For practitioners using autoregressive LVLMs, PVM addresses the practical bottleneck of visual attention decay during long generation, improving complex reasoning tasks.

Autoregressive LVLMs suffer from 'Visual Signal Dilution' where visual attention decays with longer text. The authors propose Persistent Visual Memory (PVM), a lightweight module that maintains on-demand visual perception, achieving consistent accuracy gains (e.g., on Qwen3-VL 4B and 8B) with negligible overhead.

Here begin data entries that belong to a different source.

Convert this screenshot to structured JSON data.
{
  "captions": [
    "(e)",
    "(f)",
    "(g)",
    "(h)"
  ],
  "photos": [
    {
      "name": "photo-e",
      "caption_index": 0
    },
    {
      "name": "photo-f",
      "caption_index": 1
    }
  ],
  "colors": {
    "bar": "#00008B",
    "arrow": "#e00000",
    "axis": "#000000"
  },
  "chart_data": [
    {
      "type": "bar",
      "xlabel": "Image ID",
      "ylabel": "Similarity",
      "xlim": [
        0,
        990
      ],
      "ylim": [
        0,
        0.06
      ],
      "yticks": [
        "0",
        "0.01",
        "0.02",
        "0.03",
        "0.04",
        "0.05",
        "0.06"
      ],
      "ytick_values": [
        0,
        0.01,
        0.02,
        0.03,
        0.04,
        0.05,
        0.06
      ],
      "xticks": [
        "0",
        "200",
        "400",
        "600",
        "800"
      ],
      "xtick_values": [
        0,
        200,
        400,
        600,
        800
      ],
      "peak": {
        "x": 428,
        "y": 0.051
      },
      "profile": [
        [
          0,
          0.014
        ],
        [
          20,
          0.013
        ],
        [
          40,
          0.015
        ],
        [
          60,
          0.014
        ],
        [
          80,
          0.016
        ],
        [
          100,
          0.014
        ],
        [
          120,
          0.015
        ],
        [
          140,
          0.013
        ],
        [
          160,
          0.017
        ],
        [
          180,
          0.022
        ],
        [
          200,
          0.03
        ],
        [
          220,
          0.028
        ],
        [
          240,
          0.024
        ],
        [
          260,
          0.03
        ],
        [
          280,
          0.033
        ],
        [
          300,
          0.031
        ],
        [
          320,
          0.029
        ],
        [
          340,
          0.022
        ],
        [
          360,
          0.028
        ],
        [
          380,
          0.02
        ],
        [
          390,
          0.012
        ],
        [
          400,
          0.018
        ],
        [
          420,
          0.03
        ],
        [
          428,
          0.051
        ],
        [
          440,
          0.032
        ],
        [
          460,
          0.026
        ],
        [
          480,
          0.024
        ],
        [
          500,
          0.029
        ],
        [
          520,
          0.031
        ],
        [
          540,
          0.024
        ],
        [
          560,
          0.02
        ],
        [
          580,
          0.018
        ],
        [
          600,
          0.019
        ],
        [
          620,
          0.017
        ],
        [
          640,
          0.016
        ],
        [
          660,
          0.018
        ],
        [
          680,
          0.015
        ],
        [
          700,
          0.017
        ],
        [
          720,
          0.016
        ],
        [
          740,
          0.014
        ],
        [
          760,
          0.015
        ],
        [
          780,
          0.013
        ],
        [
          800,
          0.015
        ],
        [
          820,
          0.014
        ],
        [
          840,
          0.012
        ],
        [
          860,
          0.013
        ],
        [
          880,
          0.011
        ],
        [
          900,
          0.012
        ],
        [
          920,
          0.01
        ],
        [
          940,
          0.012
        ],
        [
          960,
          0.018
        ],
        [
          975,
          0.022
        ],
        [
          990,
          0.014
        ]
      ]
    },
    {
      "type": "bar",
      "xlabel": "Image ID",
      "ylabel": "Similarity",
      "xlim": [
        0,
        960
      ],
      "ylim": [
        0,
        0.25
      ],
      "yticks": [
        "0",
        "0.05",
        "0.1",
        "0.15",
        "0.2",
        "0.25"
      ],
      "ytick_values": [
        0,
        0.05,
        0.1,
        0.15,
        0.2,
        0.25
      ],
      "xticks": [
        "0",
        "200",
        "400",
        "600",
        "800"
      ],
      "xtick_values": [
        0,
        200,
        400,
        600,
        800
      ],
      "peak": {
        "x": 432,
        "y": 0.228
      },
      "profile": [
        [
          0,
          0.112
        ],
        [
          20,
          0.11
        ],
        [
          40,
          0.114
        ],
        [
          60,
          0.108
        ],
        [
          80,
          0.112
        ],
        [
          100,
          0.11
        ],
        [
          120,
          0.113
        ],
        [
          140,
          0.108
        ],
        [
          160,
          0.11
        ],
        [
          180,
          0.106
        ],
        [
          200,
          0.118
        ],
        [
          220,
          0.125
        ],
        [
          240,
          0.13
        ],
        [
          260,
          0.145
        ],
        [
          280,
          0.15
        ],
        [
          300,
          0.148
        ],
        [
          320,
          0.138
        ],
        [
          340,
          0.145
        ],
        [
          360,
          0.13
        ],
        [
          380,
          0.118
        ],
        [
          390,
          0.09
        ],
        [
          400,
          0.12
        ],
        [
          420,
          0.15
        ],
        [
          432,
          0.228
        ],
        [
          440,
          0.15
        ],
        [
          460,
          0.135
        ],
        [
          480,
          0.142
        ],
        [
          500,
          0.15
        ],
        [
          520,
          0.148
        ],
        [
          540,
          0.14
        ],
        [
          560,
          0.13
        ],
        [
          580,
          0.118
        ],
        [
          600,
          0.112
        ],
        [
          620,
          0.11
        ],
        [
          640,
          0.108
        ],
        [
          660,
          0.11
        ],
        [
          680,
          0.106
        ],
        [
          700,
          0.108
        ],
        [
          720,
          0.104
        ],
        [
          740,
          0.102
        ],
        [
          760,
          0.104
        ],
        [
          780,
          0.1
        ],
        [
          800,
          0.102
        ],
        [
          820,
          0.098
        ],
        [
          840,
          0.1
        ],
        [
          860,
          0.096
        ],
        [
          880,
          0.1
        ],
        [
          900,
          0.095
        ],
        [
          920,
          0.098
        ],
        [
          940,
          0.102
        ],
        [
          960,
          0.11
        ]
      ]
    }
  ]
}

While autoregressive Large Vision-Language Models (LVLMs) demonstrate remarkable proficiency in multimodal tasks, they face a "Visual Signal Dilution" phenomenon, where the accumulation of textual history expands the attention partition function, causing visual attention to decay inversely with generated sequence length. To counteract this, we propose Persistent Visual Memory (PVM), a lightweight learnable module designed to ensure sustained, on-demand visual perception. Integrated as a parallel branch alongside the Feed-Forward Network (FFN) in LVLMs, PVM establishes a distance-agnostic retrieval pathway that directly provides visual embeddings for precise visual perception, thereby structurally mitigating the signal suppression inherent to deep generation. Extensive experiments on Qwen3-VL models demonstrate that PVM brings notable improvements with negligible parameter overhead, delivering consistent average accuracy gains across both 4B and 8B scales, particularly in complex reasoning tasks that demand persistent visual perception. Furthermore, in-depth analysis reveals that PVM can resist length-induced signal decay and accelerate internal prediction convergence.